From Ian Campbell – 8 Request for Comment Patches at http://lists.xensource.com/archives/html/xen-devel/2010-08/msg00099.html
This series is an RFC (I couldn’t convince “hg email” to mark mails other than the first as such).
The series introduces auto-generation of the type definitions used in the libxl interface followed by auto-generation of a destructor function for each type. In the future it may be possible to use the related data structures for other purposes, for example auto-generation of the functions to marshal between C and language binding data types.
The utility of the destructor functions is related to the direction taken by libxl wrt allocations made by the library vs. those made by the caller i.e. attaching stuff to the libxl context vs explicit freeing by the caller. Given the current ad-hoc nature of the implementation of the current “policy” (and I use the word a loosely) across to libxl/xl interface today this patchset is likely to introduce either double-frees or leaks depending on which approach is currently used for a given allocation so this series is definitely intended to follow (or be incorporated into) a series which makes a firm decision about that policy and implements it.

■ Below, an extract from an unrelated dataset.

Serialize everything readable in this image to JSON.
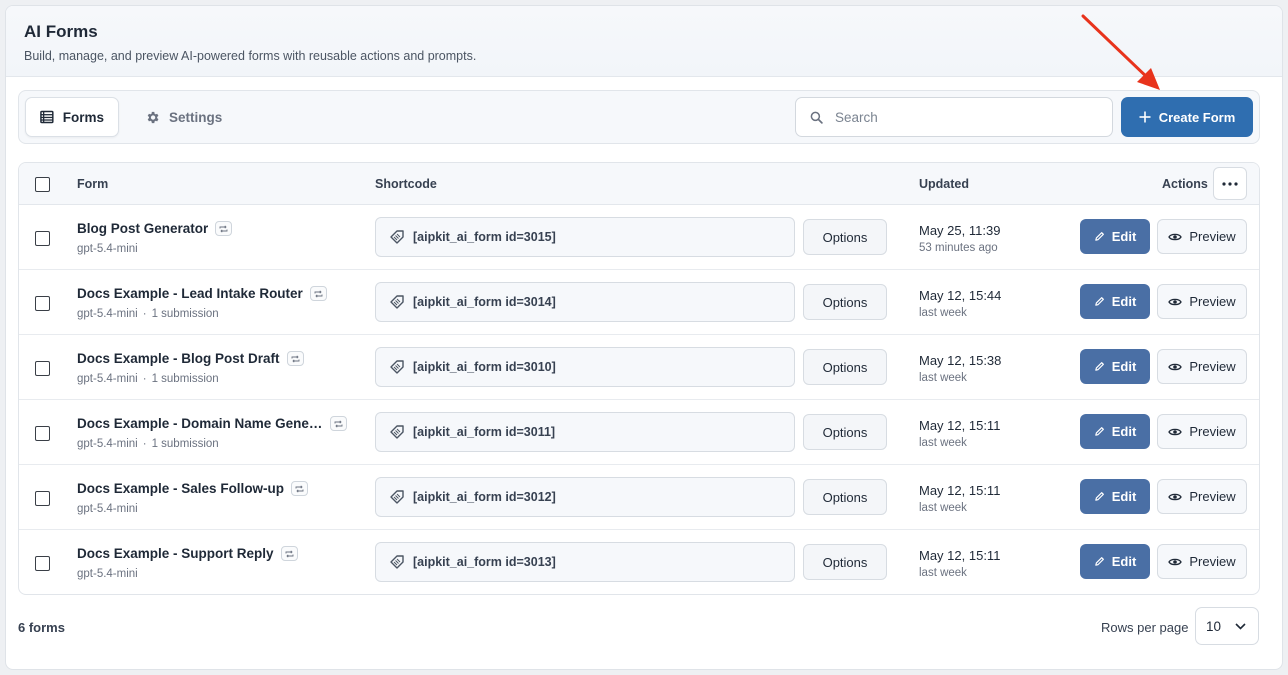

Given that (massive) caveat the complete series does make “xl create -n” clean of leaks and double frees, at least as far as valgrind is concerned.
I’m not yet totally happy with some aspects of the auto generation, in particular the type definitions should be separated from the scaffolding in libxltypes.py (e.g. into libxl.idl or similar) and some of the overly C specific constructs which have crept into the data types (e.g. the use of “*” in type names) need careful consideration. (I don’t think the C-isms are universally a bad thing
— the use cases which are envisioned, including those relating to language bindings, are generally expected to be on the C side of things). Other areas for further work are in the area of the {has,generate}_destructor type annotation (currently a mess, as is the passing around of type annotations generally) and the representation of pass-by-value-ness vs pass-by-reference-ness.
Regardless of that I think I have progressed to the point where taking it any further would be a potential waste of time without some validation of the overall concept/direction.